Twelfth Night, Young Vic
Monday 8th October 2018
If music be the food of fun, play on! In fact, give me excess of it, surfeit even. Is this how you feel about live performance? Then you’re in luck. Actor and director Kwame Kwei-Armah has returned to London, after a stint as artistic director of Center Stage in Baltimore, to take up the same role at this venue, and his first show is a masterclass in popular theatre: inspired, of course, by the bard, this Twelfth Night sings, it dances and it shares its warmly beating heart with everyone. A completely musical version, conceived by Kwei-Armah and Shaina Taub, with the latter responsible for all the brilliant lyrics and music, it was first seen at the New York’s Public Theater and Shakespeare Festival, and has lost none of its energy on its journey across the Atlantic.
Set in London’s Notting Hill district, whose annual Carnival weekend in August is a celebration of the country’s multicultural heritage, the story unfolds with a rapid pace and all the cut and thrust of a Renaissance tale well told. In little more than 95 minutes, this version of Shakespeare’s play warbles and strides its way from Viola’s arrival, to her disguise as Cesario, to her entanglement with the Duke Orsino, and his unrequited love for Olivia, in whose house reside her steward Malvolio, and party people Toby Belch and Andrew Aguecheek. Maria, Fabian and Feste the Fool make up the numbers, and soon the whole stage is full of a singing and dancing community chorus from the local boroughs of Southwark and Lambeth. Like Kwei-Armah’s homecoming, this is all very celebratory and joyful.
Although Shakespeare’s original has an unmistakable strain of melancholy, this Twelfth Night is almost all unalloyed pleasure. Even when a hearse appears at the start, as Olivia mourns the death of her brother, the feeling is less of an arid desert than that of an oasis of temporary calm. If those who don’t know the original play might be perplexed by the references to Illyria (given that the production is clearly set in contemporary London), this is just one of those details that annoy me: if you are going to mess with Shakespeare why not go the whole hog? And, boy, does Taub mess with the bard. Apart from a few short dialogues, and some classic lines about music being the food of love, and some being born great, there is very little Renaissance verse in this version.

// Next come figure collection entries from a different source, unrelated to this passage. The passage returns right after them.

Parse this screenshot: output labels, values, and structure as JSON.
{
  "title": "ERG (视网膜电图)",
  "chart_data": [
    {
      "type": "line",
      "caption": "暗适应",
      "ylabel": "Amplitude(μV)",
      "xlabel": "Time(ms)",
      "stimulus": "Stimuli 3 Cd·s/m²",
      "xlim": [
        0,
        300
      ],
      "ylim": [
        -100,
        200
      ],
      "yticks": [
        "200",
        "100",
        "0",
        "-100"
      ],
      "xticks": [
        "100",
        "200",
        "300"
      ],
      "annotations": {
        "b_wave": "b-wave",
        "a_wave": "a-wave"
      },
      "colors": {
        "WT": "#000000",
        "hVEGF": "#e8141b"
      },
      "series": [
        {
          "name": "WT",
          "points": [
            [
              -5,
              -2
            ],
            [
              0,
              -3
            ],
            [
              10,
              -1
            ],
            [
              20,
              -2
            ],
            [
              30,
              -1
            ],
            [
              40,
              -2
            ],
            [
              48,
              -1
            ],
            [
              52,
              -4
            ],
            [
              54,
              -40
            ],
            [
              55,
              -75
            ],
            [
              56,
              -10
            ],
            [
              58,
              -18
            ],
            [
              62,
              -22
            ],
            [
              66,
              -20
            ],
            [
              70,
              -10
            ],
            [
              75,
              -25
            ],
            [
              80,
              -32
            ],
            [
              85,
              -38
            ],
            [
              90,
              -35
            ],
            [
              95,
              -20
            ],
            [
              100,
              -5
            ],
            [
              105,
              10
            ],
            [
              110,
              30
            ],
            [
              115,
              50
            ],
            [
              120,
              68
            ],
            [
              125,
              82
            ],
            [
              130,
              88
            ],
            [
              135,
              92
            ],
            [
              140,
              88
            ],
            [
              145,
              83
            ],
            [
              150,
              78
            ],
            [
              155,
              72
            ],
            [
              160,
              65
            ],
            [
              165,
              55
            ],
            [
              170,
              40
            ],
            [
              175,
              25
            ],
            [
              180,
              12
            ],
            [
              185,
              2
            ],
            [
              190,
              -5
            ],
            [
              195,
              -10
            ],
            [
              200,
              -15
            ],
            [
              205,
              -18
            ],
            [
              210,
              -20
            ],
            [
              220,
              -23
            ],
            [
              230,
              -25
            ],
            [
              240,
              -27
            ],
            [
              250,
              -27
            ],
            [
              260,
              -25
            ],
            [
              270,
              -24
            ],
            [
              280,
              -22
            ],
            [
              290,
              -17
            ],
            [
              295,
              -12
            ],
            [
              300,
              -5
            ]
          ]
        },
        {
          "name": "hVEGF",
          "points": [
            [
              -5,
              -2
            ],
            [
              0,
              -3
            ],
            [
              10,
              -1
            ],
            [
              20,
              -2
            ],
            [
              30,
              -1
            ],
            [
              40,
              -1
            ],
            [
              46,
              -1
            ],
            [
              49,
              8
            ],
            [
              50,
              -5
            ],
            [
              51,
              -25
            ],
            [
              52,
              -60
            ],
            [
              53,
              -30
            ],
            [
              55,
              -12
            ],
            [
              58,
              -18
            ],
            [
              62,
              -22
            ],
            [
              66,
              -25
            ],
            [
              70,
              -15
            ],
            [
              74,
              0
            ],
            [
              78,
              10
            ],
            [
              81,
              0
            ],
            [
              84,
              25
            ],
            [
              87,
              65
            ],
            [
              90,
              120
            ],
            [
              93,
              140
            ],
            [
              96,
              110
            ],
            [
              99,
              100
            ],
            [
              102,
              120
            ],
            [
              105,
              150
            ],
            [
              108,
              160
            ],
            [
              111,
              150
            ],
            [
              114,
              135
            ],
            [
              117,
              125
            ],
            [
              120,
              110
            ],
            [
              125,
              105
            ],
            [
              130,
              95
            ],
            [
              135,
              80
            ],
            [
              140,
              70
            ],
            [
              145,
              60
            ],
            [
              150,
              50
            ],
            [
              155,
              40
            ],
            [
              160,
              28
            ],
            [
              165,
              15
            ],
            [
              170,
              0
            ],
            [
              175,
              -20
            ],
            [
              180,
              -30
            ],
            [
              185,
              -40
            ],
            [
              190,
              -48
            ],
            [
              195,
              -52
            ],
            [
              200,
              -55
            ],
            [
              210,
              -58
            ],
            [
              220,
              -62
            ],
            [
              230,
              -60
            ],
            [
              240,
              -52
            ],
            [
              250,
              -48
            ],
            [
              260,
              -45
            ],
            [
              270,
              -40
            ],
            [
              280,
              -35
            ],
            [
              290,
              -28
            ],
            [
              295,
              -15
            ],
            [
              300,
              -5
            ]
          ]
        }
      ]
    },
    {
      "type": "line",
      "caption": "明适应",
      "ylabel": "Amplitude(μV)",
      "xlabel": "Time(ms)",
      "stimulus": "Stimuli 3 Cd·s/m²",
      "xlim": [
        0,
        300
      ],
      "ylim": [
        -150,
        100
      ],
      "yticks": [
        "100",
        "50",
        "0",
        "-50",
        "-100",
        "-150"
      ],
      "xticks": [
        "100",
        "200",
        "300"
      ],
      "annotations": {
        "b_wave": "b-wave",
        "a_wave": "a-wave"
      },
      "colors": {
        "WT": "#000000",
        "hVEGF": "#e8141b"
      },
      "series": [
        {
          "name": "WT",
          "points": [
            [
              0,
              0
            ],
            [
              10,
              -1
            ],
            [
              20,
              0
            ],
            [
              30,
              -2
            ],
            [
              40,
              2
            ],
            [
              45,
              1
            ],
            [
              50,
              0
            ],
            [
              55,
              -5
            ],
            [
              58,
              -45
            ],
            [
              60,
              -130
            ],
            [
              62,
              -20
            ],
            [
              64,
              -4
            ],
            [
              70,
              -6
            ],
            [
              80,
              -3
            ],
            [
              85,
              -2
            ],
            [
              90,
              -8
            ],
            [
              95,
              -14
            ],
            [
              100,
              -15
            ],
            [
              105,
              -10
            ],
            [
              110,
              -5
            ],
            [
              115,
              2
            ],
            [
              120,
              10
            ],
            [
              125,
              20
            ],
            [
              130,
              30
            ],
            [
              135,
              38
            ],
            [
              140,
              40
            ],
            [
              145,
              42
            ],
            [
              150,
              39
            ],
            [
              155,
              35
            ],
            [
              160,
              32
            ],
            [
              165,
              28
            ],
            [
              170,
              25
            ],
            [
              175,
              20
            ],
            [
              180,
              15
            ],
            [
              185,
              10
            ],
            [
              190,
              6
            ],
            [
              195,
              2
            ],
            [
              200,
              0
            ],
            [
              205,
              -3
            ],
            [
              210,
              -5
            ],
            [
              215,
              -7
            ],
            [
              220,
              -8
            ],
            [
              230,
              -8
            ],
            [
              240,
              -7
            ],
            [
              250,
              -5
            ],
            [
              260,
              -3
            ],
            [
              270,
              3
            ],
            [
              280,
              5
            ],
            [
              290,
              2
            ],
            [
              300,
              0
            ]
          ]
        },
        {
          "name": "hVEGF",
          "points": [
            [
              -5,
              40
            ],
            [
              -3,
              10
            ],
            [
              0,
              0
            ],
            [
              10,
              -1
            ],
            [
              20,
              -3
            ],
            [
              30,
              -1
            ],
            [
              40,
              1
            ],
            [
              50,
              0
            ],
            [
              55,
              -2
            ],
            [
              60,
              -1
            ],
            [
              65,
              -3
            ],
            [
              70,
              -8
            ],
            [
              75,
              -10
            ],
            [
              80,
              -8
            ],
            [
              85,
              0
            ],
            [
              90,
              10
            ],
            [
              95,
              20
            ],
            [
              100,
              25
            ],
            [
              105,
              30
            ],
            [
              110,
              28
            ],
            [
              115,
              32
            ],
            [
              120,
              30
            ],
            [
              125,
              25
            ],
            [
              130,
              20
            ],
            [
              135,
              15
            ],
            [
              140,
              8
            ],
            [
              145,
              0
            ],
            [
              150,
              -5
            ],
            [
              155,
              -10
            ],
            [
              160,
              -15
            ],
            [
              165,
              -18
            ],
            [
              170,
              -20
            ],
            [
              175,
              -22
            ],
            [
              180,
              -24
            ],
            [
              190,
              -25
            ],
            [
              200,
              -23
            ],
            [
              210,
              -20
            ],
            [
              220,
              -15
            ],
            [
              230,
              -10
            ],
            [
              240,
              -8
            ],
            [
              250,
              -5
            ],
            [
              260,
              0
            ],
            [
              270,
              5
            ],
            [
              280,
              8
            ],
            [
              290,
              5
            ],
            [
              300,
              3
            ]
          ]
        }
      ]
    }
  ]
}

Instead, we have a gloriously embracing musical which radiates happiness in almost every song. Even when Gabrielle Brooks’s Viola laments that “I’m the kind of girl who never gets the guy”, you just know that, very soon, she will, she will. Having slipped on a smart suit and shed her luxurious hair, she’s ready for action. In no time at all Rupert Young’s rather hipsterish Orsino is keeping her close, and Natalie Drew’s Olivia is battling her eyelids in her/his direction. The gender fluidity of the story works well in a contemporary setting, although the finale — when the whole community joins in singing “If we can open our hearts to each other, what a better world it could be” — feels like a nostalgic look back at the “Make love not war” 1960s, when Notting Hill was more bohemian than Caribbean. Still, when the audience is on its feet clapping and shouting for joy, what’s not to like?
Touching, often rather moving, and overall utterly celebratory, the show features a scene-stealing performance by Gerard Carey as Malvolio, here presented as the boy who was bullied in High School, but who has remained true to his ambitious spirit. However unShakespearean, Carey’s comic timing is impeccable and he effortlessly dominates much of the proceedings. Similarly brilliant is Melissa Allan’s Feste, whose voice has a raw abrasiveness which can go through you like a blade. While the tonal range of Drew and Young is more mature and softer, the drunks in the story, that is Martyn Ellis as Toby and Silas Wyatt-Barke as Aguecheek, are full-on comics. More nuanced are Gbemisola Ikumelo’s Maria and Jyuddah Jaymes’s Sebastian.
Co-directed with Oscar Eustis, Kwei-Armah’s opening show is a fulsome embrace of diversity and the pleasures of the street-dancing, gender-bending and mildly transgressing world of carnival. It is so full of fun that any po-faced criticism of its departures from Shakespeare’s original would be not only ungenerous but also rather beside the point. Like Bob Carlton’s splendid Return to the Forbidden Planet, here the bard is really just an excuse for unfettered enjoyment and foot-tapping frolics. If the dancing, choreographed by Lizzi Gee all across designer Robert Jones’s cartoonish set, is a bit messy at times, what care I? Better to leave the theatre as a happy fool, than a foolish wit.